Consumer advocates warn that the agency’s closure creates a dangerous vacuum in financial oversight. “Without the CFPB’s watchdog role, we’re likely to see a return to the wild west of financial services that led to the 2008 crisis,” says Delicia Hand, senior director of digital marketplace policy at Consumer Reports.

The timing of the shutdown is particularly concerning given the increasing complexity of financial products and the rise of artificial intelligence in banking services. Consumers face an increasingly sophisticated marketplace with fewer protections against abuse.

Banking industry representatives have celebrated the move, with several trade associations releasing statements praising the “reduction in regulatory burden.” However, consumer advocates point out that the CFPB’s oversight helped maintain market stability and consumer confidence in financial institutions.

“This isn’t about reducing bureaucracy—it’s about allowing powerful financial institutions to exploit consumers without consequences,” says Jeff Sovern, a consumer financial law expert at the University of Maryland Law School. “The question isn’t if consumers will be harmed, but how badly and how soon.”

While some of Trump’s government reduction efforts have garnered bipartisan support, the CFPB’s elimination stands out for its potential to damage consumer rights significantly.
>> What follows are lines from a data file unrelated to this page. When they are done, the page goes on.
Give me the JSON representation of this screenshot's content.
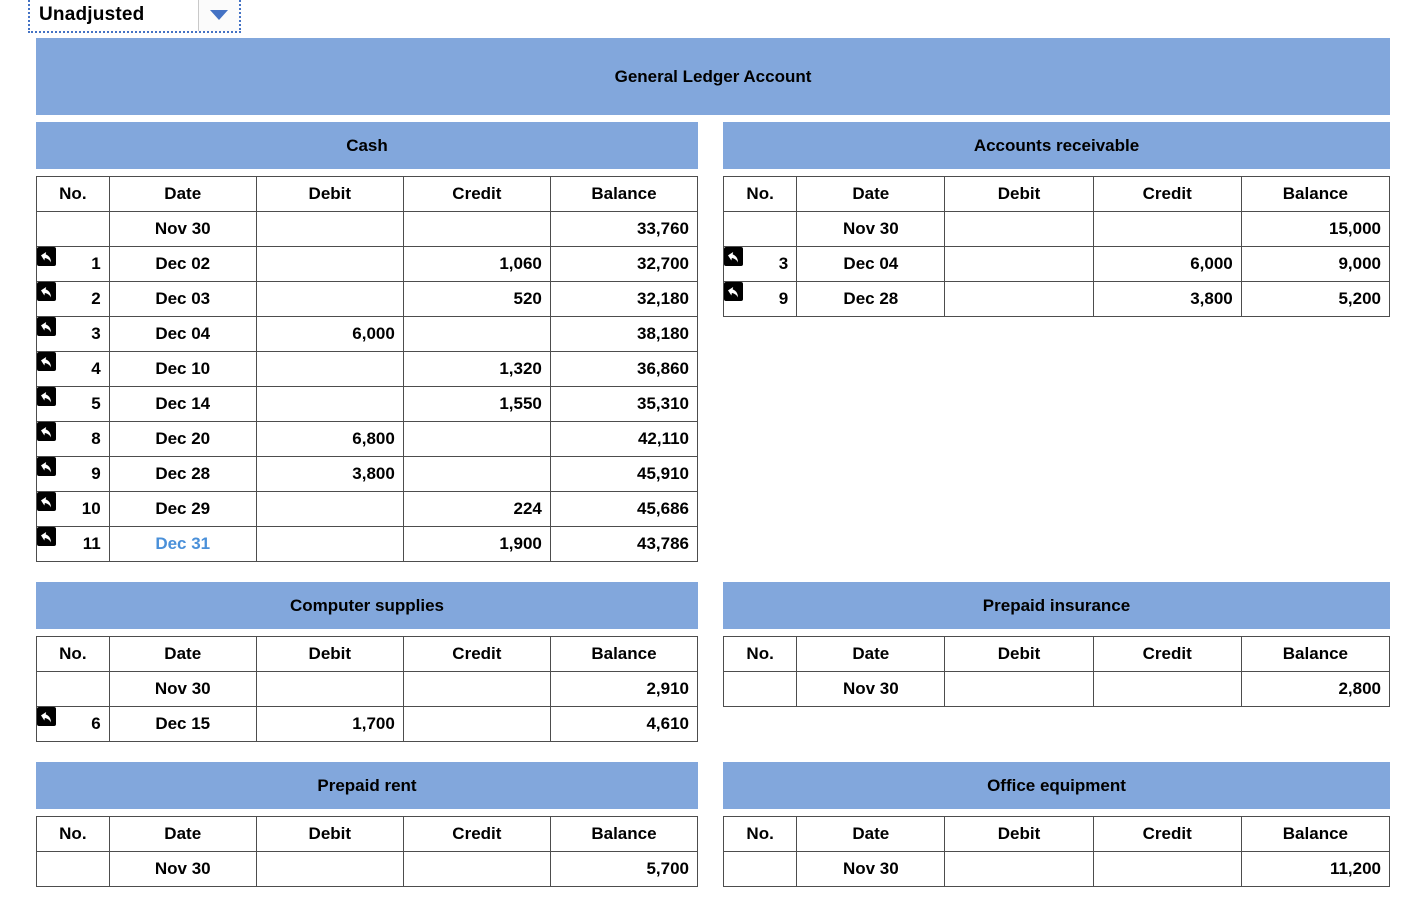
{
  "dropdown": {
    "value": "Unadjusted"
  },
  "banner": {
    "title": "General Ledger Account"
  },
  "columns": [
    "No.",
    "Date",
    "Debit",
    "Credit",
    "Balance"
  ],
  "colors": {
    "header_blue": "#82a7dc",
    "link_blue": "#4a90d9",
    "dropdown_blue": "#4472c4"
  },
  "icons": {
    "row_marker": "reply-arrow",
    "dropdown_caret": "caret-down"
  },
  "tables": [
    {
      "title": "Cash",
      "rows": [
        {
          "no": "",
          "date": "Nov 30",
          "debit": "",
          "credit": "",
          "balance": "33,760",
          "icon": false
        },
        {
          "no": "1",
          "date": "Dec 02",
          "debit": "",
          "credit": "1,060",
          "balance": "32,700",
          "icon": true
        },
        {
          "no": "2",
          "date": "Dec 03",
          "debit": "",
          "credit": "520",
          "balance": "32,180",
          "icon": true
        },
        {
          "no": "3",
          "date": "Dec 04",
          "debit": "6,000",
          "credit": "",
          "balance": "38,180",
          "icon": true
        },
        {
          "no": "4",
          "date": "Dec 10",
          "debit": "",
          "credit": "1,320",
          "balance": "36,860",
          "icon": true
        },
        {
          "no": "5",
          "date": "Dec 14",
          "debit": "",
          "credit": "1,550",
          "balance": "35,310",
          "icon": true
        },
        {
          "no": "8",
          "date": "Dec 20",
          "debit": "6,800",
          "credit": "",
          "balance": "42,110",
          "icon": true
        },
        {
          "no": "9",
          "date": "Dec 28",
          "debit": "3,800",
          "credit": "",
          "balance": "45,910",
          "icon": true
        },
        {
          "no": "10",
          "date": "Dec 29",
          "debit": "",
          "credit": "224",
          "balance": "45,686",
          "icon": true
        },
        {
          "no": "11",
          "date": "Dec 31",
          "debit": "",
          "credit": "1,900",
          "balance": "43,786",
          "icon": true,
          "date_link": true
        }
      ]
    },
    {
      "title": "Accounts receivable",
      "rows": [
        {
          "no": "",
          "date": "Nov 30",
          "debit": "",
          "credit": "",
          "balance": "15,000",
          "icon": false
        },
        {
          "no": "3",
          "date": "Dec 04",
          "debit": "",
          "credit": "6,000",
          "balance": "9,000",
          "icon": true
        },
        {
          "no": "9",
          "date": "Dec 28",
          "debit": "",
          "credit": "3,800",
          "balance": "5,200",
          "icon": true
        }
      ]
    },
    {
      "title": "Computer supplies",
      "rows": [
        {
          "no": "",
          "date": "Nov 30",
          "debit": "",
          "credit": "",
          "balance": "2,910",
          "icon": false
        },
        {
          "no": "6",
          "date": "Dec 15",
          "debit": "1,700",
          "credit": "",
          "balance": "4,610",
          "icon": true
        }
      ]
    },
    {
      "title": "Prepaid insurance",
      "rows": [
        {
          "no": "",
          "date": "Nov 30",
          "debit": "",
          "credit": "",
          "balance": "2,800",
          "icon": false
        }
      ]
    },
    {
      "title": "Prepaid rent",
      "rows": [
        {
          "no": "",
          "date": "Nov 30",
          "debit": "",
          "credit": "",
          "balance": "5,700",
          "icon": false
        }
      ]
    },
    {
      "title": "Office equipment",
      "rows": [
        {
          "no": "",
          "date": "Nov 30",
          "debit": "",
          "credit": "",
          "balance": "11,200",
          "icon": false
        }
      ]
    }
  ]
}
Political analysts suggest this move could become a critical issue in the 2026 midterm elections, particularly as consumers begin to feel the impact of reduced financial protections.

States may attempt to fill the void left by the CFPB’s closure, with California, Colorado, and New York already having passed their own consumer protection legislation. However, these patchwork solutions cannot match the comprehensive national oversight previously provided by the CFPB.

As the dust settles on this dramatic weekend move, one thing remains clear: American consumers have lost their strongest advocate in the financial marketplace, and the consequences of this loss will likely reverberate through the economy for years to come.